In fact, twofers become a common plot point because of the racial politics in the LAPD.
Type Casting: Subverted; the series helped destroy the public image of Michael Chiklis as the stern but lovable father figure that had been hung around his neck since his early 90s series The Commish ended.
It also helped give Anthony Anderson's career new life by showing him being capable of playing dramatic roles. In particular, Anderson personally credits The Shield for landing his current job on Law and Order.
Ronnie, is made to be the fall guy for Vic's crimes due to the immunity deal Vic struck behind his back. Had he not fled or been the least bit suspicious of Vic, he might have been able to escape his fate or at the very least found a way to drag Vic down into hell with him via exploiting the massive hole in Vic's confession that was Vic omitting pretty much everything that happened in seasons four and five.
ICE Agent Olivia Murray is a big time example too. Vic cons her into giving him full immunity from all of his crimes and a job as a federal agent.
A random parolee, who the Strike Team frames with some of the Money Train cash because he happens to have family in Indio, where Mara had sent some of the marked bills. He is ultimately tortured to death by the Armenian Mob for a crime he never even knew about.
Utopia Justifies the Means: To try and bring an end to crime in Farmington, Monica Rawlings revives the controversial concept of assest forfiture, meaning anything bought with the procedes derived from criminal activities will be seized by the police. Needless to say, this pretty much makes Rawlings horribly unpopular within community and within the LAPD.

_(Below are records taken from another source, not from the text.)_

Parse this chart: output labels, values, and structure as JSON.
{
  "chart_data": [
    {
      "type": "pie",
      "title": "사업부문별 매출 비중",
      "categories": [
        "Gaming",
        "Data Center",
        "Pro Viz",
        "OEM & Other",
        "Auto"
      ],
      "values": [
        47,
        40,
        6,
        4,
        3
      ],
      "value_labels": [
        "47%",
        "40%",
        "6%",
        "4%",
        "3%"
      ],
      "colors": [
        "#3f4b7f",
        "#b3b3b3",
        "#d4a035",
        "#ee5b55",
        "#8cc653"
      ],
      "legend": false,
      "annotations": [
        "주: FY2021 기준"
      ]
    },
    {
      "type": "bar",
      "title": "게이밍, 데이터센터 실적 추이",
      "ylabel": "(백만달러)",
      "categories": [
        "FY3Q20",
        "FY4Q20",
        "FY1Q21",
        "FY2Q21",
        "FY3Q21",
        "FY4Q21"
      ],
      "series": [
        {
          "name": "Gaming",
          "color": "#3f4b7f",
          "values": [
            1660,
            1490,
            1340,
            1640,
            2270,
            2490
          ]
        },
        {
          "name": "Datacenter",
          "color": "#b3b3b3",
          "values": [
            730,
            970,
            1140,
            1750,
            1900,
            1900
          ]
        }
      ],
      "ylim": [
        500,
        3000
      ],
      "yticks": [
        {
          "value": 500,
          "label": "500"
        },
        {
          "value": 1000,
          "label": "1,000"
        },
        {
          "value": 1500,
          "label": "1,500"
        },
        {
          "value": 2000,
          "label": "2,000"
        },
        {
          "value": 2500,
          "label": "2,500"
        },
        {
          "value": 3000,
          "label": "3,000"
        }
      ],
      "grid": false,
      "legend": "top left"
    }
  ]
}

Vic Mackey at the end of season one when his family leaves him. Subverted in the series finale however, as Vic (upon realizing that Claudette has decided to settle for watching Vic Mackey break down under the guilt of the murder-murder-suicide of the Vendrell family, responds by breaking the closed circuit camera Claudette was using to watch said breakdown.
In truth, Shane starts on one the moment Vic shoots Terry in the first episode, and finishes it seven seasons later.
Xanatos Speed Chess: Vic Mackey's biggest survival skill, as Vic is able to survive for seven seasons by large due to the fact that he is able to think on his feet and talk his enemies into fighting against each other rather than killing him.
You Have 48 Hours: Nearly all of Season 7 is Vic either giving or receiving these ultimatums.
You Are Too Late: After seven seasons of turning a blind eye to Vic Mackey's corruption, Claudette Wyms finally goes after Vic after his ex-wife turns to Claudette with airtight evidence of his illegal activities as well as catching Ronnie Gardocki, Vic's partner on tape for aiding and abedding. Sadly, in typical Claudette fashion, she doesn't seize the timing as far as flipping Ronnie for his testimony against Vic or arresting Vic on the spot. By the time she finally gives the order to arrest Vic, it's too late: Vic has used the delays to secure a Federal immunity deal, resulting in Claudette arriving mid-confession as Vic has already signed the paperwork.She gets one hell of a consolation prize, though.